Well, sort of; it’s not free in the Limewire or Bearshare sense. Today is the big day Apple ups the anté: iTunes 7.2 is released and one of the “Big Four” labels, EMI Music, and other independent artists’ music breaks free from the shackles of DRM, or Digital Rights Management.
(With 1300 artists under its wing, EMI writes history with easily recognizable names (EMI and iTunes) offering DRM-free music for sale online. EMI is home to Norah Jones, Ben Harper, Alicia Keys, Kanye West and Usher, among others.)
In case you’ve been living under a rock, DRM is the stuff that locks the music you rip from CDs and music that you buy from online stores such as iTunes or Musicmatch online and Real/Rhapsody to the computers where you purchased them and to the devices those companies let you transfer them to. My first taste of DRM came around during the glory days of MP3.com and AOL Radio, when this one song I downloaded (John Mayer, No Such Thing, Sessions@AOL), supposedly “free”, asked for my email address, which I willingly gave out, and then I received a message saying the song will “expire” and stop playing after 30 days. Studio album for sale for only 20 AOL points, ergo, 19 US dollars. Bah.
I have to admit, when Jobs wrote his open letter rebuking DRM and its evil roots, I was the least bit convinced. So were the other anti-Mac pundits. I especially like the conspiracy theory going around on how Jobs (and Apple) want come out as the good guy and take all credit when we finally live in a DRM-free epoch. Like any other keen industry observer, Jobs knew we’ll sooner or later get there. The announcement back in April knocked my socks off. Today, two days to go before Apple is overdue of their “May” announcement, WE FINALLY HAVE IT.

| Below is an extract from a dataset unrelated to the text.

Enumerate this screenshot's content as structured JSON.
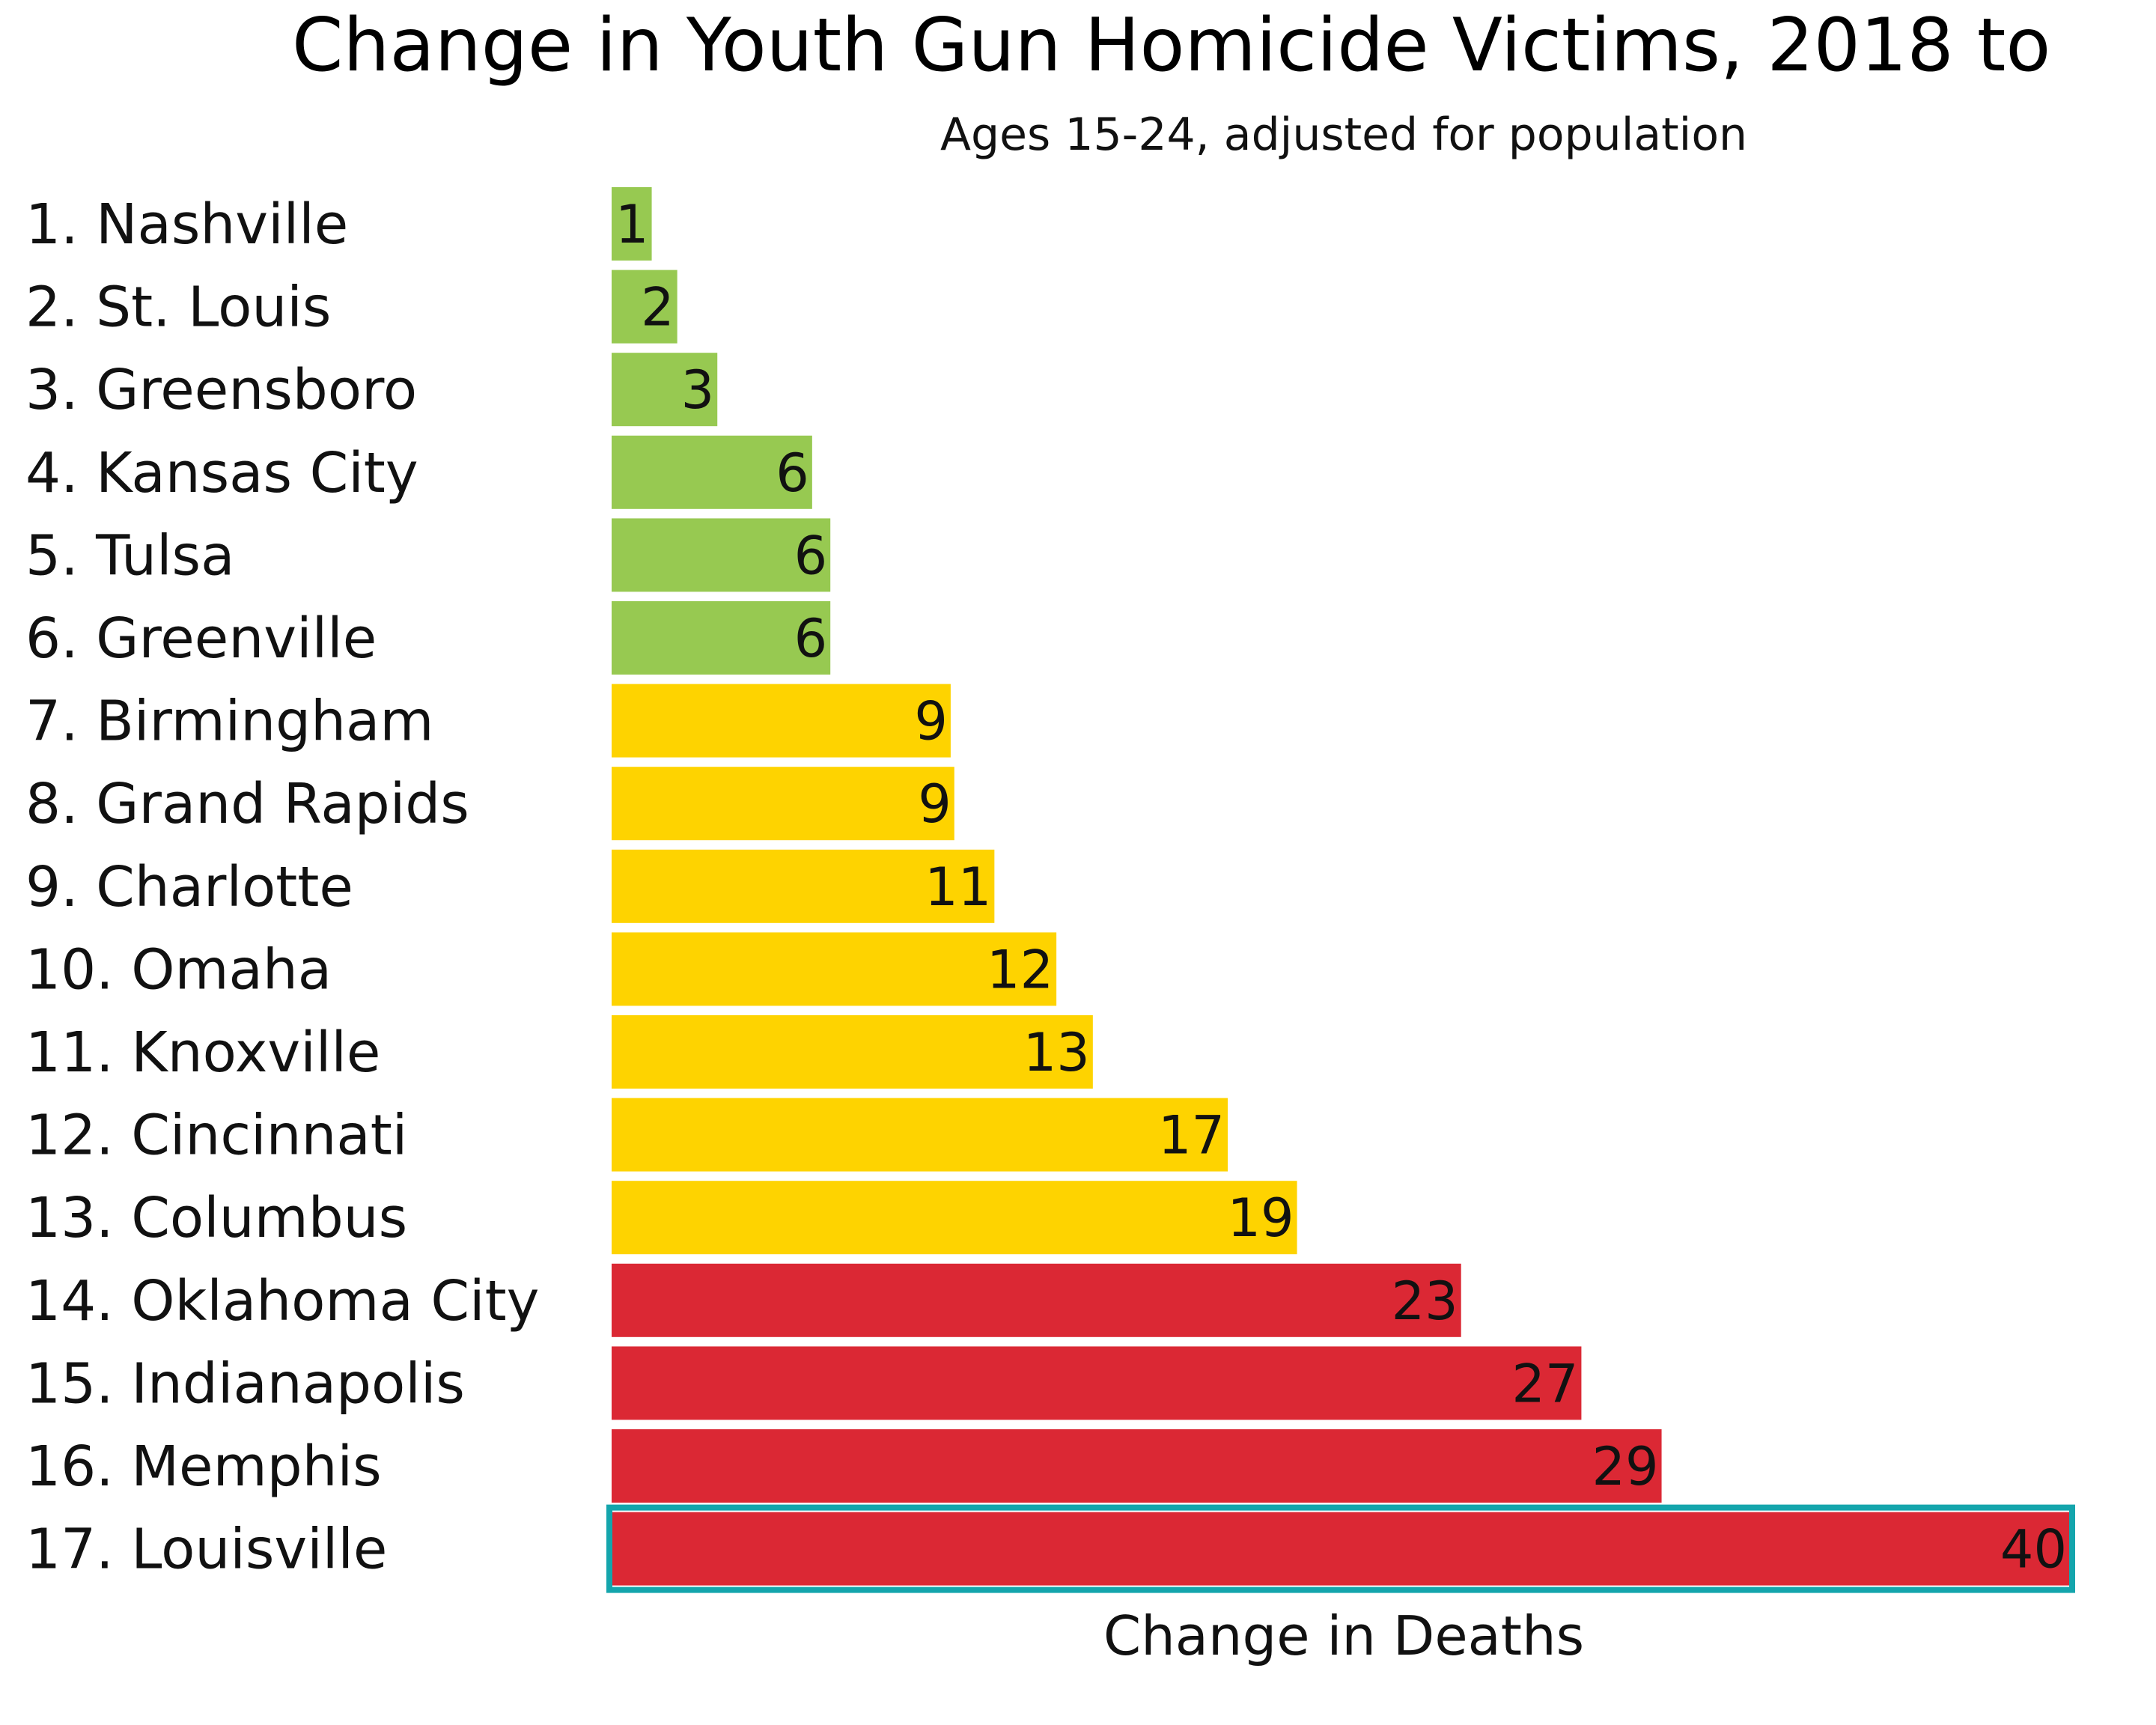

TODAY, true to the spirit of tech agnosticism, I’d like to be fair and give credit where it is due: the greater part of which is to EMI for doing the right thing (the way to go DRM-less is not exclusive to Apple; EMI says other online dealers will also go DRM-free), and also to Apple for being taking advantage of the leverage only Steve Jobs has in moving the music industry. Bravo.